Il n’y a donc pas besoin d’être un excellent danseur, seulement un excellent auditeur.
Bien sûr, ceux qui peuvent être les deux existent, mais dans un beau bal, avec des danseurs qui dansent en musique, il y a une vibration particulière sur la piste durant les tandas de Pugliese.
À 1:40 commence le passage que l’on ne peut pas louper et danser mal, le sublime solo de violon de Enrique Camerano qui se dilue ensuite dans les accords nerveux des bandonéons, puis des autres instruments.
Le thème du solo de violon ressurgit ensuite jusqu’au final et l’interprétation se termine par les deux accords traditionnels chez beaucoup d’orchestres, dont celui de Pugliese.

Autres versions
On retrouvera bien sûr des accents de Pugliese dans cette version de Color Tango. Son créateur, Roberto Álvarez, était l’un des arrangeurs de Pugliese (même si dans son orchestre, la plupart des musiciens étaient aussi arrangeurs). J’en profite pour rappeler qu’il y a eu deux et même trois orchestres Color Tango, tous héritiers de Pugliese. L’orchestre originel « Color Tango » créé par Roberto Álvarez (bandonéoniste de Pugliese), Amílcar Tolosa (violoniste de Pugliese) et Fernando Rodríguez (contrebassiste de Pugliese).

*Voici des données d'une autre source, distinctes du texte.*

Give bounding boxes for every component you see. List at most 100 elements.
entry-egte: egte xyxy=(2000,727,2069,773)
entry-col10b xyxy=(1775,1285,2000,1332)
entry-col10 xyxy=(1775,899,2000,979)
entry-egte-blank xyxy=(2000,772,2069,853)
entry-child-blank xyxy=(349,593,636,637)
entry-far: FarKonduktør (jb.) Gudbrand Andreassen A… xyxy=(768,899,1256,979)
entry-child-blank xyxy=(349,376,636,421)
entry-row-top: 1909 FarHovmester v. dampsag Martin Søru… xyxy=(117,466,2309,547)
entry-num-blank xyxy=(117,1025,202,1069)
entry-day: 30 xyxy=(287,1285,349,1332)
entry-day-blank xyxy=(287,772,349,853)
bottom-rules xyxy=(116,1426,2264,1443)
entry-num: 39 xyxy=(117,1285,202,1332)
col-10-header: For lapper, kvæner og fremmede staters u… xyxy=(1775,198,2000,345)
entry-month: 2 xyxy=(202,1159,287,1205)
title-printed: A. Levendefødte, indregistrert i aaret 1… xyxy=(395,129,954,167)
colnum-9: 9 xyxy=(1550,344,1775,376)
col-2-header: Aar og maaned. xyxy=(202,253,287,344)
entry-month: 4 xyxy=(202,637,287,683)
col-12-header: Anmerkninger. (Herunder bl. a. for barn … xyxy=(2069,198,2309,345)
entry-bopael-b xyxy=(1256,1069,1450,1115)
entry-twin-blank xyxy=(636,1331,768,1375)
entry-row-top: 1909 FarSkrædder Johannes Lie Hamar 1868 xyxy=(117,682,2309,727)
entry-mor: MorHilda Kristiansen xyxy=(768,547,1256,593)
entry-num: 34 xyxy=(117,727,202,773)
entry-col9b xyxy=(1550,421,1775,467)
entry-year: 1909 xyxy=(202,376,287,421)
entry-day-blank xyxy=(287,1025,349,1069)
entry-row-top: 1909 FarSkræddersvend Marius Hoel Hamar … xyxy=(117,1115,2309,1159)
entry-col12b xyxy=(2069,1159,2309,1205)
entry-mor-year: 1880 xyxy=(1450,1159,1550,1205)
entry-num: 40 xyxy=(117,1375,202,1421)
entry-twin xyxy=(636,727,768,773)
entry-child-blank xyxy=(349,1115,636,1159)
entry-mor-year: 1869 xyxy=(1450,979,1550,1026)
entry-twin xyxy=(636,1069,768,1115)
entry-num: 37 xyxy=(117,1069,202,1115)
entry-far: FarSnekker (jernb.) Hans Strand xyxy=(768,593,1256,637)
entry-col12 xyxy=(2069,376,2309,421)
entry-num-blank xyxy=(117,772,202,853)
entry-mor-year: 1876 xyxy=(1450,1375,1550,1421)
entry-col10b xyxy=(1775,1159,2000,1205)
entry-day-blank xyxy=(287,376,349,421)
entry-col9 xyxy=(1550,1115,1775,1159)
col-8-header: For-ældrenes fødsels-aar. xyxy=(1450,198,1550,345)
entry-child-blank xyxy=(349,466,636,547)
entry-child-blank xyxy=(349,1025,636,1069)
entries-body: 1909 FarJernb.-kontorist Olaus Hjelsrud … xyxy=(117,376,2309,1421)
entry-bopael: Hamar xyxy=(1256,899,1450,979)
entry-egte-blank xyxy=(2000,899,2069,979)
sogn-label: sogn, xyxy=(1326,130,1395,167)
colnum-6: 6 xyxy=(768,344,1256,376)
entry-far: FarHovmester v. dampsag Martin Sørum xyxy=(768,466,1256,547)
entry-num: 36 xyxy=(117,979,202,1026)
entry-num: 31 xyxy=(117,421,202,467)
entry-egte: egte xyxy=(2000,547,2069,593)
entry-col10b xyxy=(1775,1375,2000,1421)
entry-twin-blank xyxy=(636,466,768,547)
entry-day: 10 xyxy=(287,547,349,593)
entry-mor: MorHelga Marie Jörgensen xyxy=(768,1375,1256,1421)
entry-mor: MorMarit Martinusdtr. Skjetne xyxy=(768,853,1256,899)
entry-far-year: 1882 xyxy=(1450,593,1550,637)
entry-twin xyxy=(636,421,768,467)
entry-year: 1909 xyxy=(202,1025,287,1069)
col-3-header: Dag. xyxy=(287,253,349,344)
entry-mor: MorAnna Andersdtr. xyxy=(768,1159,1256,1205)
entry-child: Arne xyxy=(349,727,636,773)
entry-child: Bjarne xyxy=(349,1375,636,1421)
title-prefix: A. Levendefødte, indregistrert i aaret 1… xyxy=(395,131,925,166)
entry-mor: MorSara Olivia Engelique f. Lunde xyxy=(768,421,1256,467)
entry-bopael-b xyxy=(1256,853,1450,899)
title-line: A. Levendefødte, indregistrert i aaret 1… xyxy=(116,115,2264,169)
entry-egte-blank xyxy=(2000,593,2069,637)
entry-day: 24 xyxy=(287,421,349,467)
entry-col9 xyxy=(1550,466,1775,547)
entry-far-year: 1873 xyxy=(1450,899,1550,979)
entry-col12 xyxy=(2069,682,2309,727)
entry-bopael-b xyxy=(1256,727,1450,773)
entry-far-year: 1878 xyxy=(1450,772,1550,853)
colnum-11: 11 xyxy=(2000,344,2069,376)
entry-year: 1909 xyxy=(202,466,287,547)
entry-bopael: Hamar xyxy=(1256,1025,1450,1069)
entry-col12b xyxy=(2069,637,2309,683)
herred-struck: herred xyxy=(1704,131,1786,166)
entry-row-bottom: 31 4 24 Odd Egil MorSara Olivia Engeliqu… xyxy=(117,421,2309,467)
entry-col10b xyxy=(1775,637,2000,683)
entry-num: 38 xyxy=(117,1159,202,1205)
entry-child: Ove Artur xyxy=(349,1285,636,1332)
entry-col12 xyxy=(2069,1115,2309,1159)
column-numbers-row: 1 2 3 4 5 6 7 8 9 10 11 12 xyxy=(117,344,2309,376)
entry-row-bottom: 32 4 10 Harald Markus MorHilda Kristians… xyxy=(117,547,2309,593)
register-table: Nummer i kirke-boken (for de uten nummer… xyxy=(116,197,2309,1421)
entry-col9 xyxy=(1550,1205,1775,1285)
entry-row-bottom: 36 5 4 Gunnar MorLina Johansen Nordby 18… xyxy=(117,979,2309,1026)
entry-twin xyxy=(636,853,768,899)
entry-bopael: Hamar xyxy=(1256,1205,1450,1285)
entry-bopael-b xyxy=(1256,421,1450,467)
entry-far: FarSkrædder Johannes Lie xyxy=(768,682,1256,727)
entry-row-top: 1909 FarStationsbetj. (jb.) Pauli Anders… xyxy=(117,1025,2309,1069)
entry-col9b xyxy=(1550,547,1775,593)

À la suite d’un désaccord, l’orchestre se scinda en deux parties égales et Roberto Álvarez et Amílcar Tolosa dirigèrent chacun un orchestre « Color Tango ». Comme les deux orchestres avaient les mêmes droits à porter ce nom, ce fut un peu compliqué, mais un accord a été trouvé et les deux orchestres ont coexisté avec le nom de leur directeur accolé. Color Tango de Roberto Álvarez et Color Tango de Amílcar Tolosa.
À ce sujet, une petite remarque. Les orchestres ne restent pas tous immuables et au fil du temps, des musiciens sont remplacés. Aujourd’hui, la situation est encore plus marquée. Les orchestres voyageant à travers le monde, ils ont souvent recours à des musiciens différents suivant les lieux de la tournée ou suivant les engagements déjà pris avec un autre orchestre par un instrumentiste. La séparation de l’orchestre avec le même nom n’est donc pas si surprenante, mais c’est bien que le nom les différencie, même si la plupart des éditions restent vagues sur le sujet. Un Color Tango peut en cacher un autre.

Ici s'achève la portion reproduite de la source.